Nous avons vu que les transformeurs passent tout leur cycle d’entraînement à prédire obsessionnellement le prochain token, mais qu’est-ce qui est appris exactement? Une représentation interne complexe apparaît dans ces modèles : un espace vectoriel à haute dimension, semblable aux graphiques à 2 ou 3 dimensions que nous avons vus à l’école, mais comptant plutôt des milliers de dimensions. On l’appelle souvent l’espace d’embedding. Des tokens comme « chaton » et « chiot » y apparaissent près l’un de l’autre, tandis que « scie à chaîne » et « feu » restent sagement loin.
Ce processus, développé de façon itérative pendant des milliards de cycles d’entraînement, crée l’une des grandes forces des LLMs : la compréhension sémantique de vos questions. Le modèle ne se contente pas de trouver des mots-clés correspondants. Il accède à des couches de sens interconnectées, saisissant le contexte, les nuances et les liens abstraits.
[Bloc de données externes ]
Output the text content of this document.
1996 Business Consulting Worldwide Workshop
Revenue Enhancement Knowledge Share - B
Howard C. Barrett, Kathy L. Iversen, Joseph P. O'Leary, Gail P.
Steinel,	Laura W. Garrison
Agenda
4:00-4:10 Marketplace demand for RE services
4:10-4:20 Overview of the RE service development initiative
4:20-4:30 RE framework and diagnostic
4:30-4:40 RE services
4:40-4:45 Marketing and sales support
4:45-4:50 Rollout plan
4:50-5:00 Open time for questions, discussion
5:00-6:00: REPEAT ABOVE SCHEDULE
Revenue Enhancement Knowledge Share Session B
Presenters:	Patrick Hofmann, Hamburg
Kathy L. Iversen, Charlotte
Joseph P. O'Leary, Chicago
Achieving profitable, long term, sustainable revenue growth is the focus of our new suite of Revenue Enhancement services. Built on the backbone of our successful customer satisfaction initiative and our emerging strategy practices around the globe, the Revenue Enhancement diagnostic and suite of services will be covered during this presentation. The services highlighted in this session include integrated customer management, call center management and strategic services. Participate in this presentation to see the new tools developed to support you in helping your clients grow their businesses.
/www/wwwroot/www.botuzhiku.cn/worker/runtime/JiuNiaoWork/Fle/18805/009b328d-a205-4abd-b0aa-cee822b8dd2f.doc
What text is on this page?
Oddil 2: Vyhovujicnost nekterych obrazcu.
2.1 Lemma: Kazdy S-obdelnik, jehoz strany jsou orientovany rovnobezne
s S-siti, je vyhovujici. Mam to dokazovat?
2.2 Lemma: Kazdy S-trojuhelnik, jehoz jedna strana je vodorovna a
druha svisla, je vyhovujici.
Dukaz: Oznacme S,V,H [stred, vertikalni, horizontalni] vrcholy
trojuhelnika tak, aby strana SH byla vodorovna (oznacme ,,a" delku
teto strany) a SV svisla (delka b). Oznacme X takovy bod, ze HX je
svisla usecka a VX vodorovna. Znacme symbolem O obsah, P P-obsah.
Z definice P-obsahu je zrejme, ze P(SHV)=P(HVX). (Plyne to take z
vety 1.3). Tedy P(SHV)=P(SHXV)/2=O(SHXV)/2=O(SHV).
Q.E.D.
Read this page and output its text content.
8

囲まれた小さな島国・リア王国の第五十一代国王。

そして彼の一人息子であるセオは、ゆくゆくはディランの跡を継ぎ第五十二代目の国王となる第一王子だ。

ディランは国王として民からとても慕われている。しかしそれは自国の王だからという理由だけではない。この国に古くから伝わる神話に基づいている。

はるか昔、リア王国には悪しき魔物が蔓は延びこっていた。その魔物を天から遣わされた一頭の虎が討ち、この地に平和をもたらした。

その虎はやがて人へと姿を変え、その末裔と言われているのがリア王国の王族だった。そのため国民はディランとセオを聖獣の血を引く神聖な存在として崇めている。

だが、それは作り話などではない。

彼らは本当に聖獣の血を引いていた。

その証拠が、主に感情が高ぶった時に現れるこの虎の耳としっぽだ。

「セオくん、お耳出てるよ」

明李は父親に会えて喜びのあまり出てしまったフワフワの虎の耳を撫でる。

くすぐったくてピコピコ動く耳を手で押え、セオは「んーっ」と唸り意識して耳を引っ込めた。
Il traite aisément des requêtes complexes, compare et synthétise des concepts variés, bien au-delà de ce que peuvent faire les moteurs de recherche traditionnels limités aux mots-clés.
Tout cela est très bien, mais le point important est que ce n’est pas ainsi que les humains pensent. Le LLM ne raisonne pas. Il ne se forge pas d’opinions. Il ne fait que calculer des probabilités avec une efficacité aussi extrême que surprenante, ce qui entraîne aussi certaines de ses faiblesses. Les réponses que nous percevons comme « intelligentes » émergent d’une soupe de relations statistiques entre des tokens, empilées d’une façon qui donne l’impression d’une compréhension. Ce qui nous importe, c’est comment ce système échoue et ce que nous pouvons faire pour le rendre plus fiable. Comprenons donc un peu mieux ces faiblesses, ou ces limites…
Date de coupure des connaissances (accès à l’information la plus récente)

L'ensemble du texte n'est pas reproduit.